OSDA Virtual Workshop
The virtual part of OSDA takes place on May 15, 2024, 16:00--19:00 CET, and will be hosted on Jitsi. Please join by clicking the following link:
https://osda.ws/r/ca3sT
We gladly host authors of novel tools and flows to talk about their recent activities to promote open-source hardware, and open-source design automation.
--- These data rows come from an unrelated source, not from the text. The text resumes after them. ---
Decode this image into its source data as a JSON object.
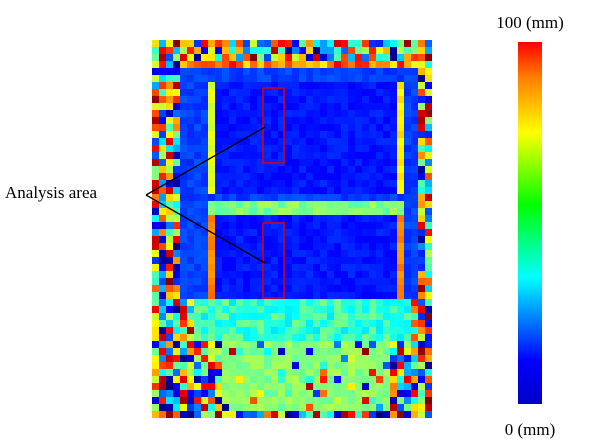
{
  "annotation": "Analysis area",
  "colorbar": {
    "max_label": "100 (mm)",
    "min_label": "0 (mm)"
  }
}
We have an exciting program. Every speaker will give a 20 minutes talk, followed by a 10 minutes Q&A session.
Christian Krieg
Welcome Session
The workshop chair opens the virtual workshop, welcomes our speakers and our audience, and provides some information on the workshop.
Samit Basu
RustHDL - Rust as a Hardware Description Language
RustHDL is an open source framework in which the Rust programming language is repurposed for describing hardware. It aims to bring the benefits of the Rust programming language to the task of firmware design, and focuses on enabling the use of features such as strong typing, ease of design reuse, and rigorous safety and linting in the implementation of firmware. RustHDL has a fairly extensive library of IP cores for common hardware tasks, and has been fielded in commercial systems. This paper describes the core concepts of RustHDL, and the lessons learned from the initial releases.
Joaquin Matres
GDSfactory: Build better hardware with better software
For efficient design, verification and validation of integrated circuits and components is critical. It is also important to have an adaptable and extendable workflow in the rapidly advancing field of silicon photonics. Due to the steadily increasing amount of components within a single circuit, a highly efficient workflow for designing functional building blocks, placing them within a layout and automatically interconnecting them becomes necessary for creating state-of-art circuitry. Furthermore, to allow for highly complex circuits, a hierarchical approach needs to be pursued, in which simple, rigorously simulatable components can successively be composed into larger components, which can be understood based on circuit-level simulations. For characterization of both, the simple components and complex compositions, efficiently usable flows for simulations and measurements need to be provided. In response to this need, we present gdsfactory, a powerful Python library designed to facilitate the creation of integrated circuits for photonics, analog, quantum, MEMS, and more. Gdsfactory offers a unified syntax that seamlessly integrates design, simulation, verification, and validation. This work describes the extensive capabilities of the library, highlighting its end-to-end workflow. We show how gdsfactory enables users to transform their chip designs into validated products, supporting efficiency and precision in silicon photonics design. GDSFactory has been used in educational context to teach silicon photonic design, notably in the UBCx course “Silicon Photonics Design, Fabrication and Data Analysis” taught by Prof. Lukas Chrostowski and for Princeton University’s “ECE559: Photonic Systems” course taught by Prof. Paul Prucnal.
Theodor Lindberg
APyTypes: Flexible Fixed- and Floating-Point Types for Word Length Simulation in Python
APyTypes is a new Python library, written in C++, that provides scalars and multi-dimensional arrays with configurable fixed- and floating-point representations. It is suitable for finite word-length design exploration and to provide reference data for custom hardware implementations.
Ayaka Yorihiro
A FIRRTL Backend for the Calyx High-Level Accelerator Compilation Infrastructure
We build a new translation from Calyx, an open-source intermediate language for compiling high-level programs into hardware accelerators, to FIRRTL, an intermediate representation used in the open-source Chisel and CIRCT projects. Calyx previously targeted Verilog as a de facto intermediate language for hardware description; our new backend avoids the complexity of targeting Verilog source code and requires important generalizations for the Calyx compiler. We demonstrate the technical challenges endemic to bridging high-level and low-level hardware compiler infrastructures.
Mohammadamin Hajikhodaverdian
PACT: A SPICE-Based Parallel Compact Thermal Simulator for Fast Analysis
Thermal analysis is crucial for designing computing systems alongside their cooling mechanisms. However, existing tools face challenges in addressing large-scale problems and long simulation times. PACT is a SPICE-based parallel thermal simulator capable of fast and accurate simulations from standard-cell to architecture levels. PACT leverages multicore processing and various solvers and can be easily extended to model a variety of cooling and integration technologies. Compared to state-of-the-art tools like COMSOL and HotSpot, PACT offers significant speedups while maintaining accuracy.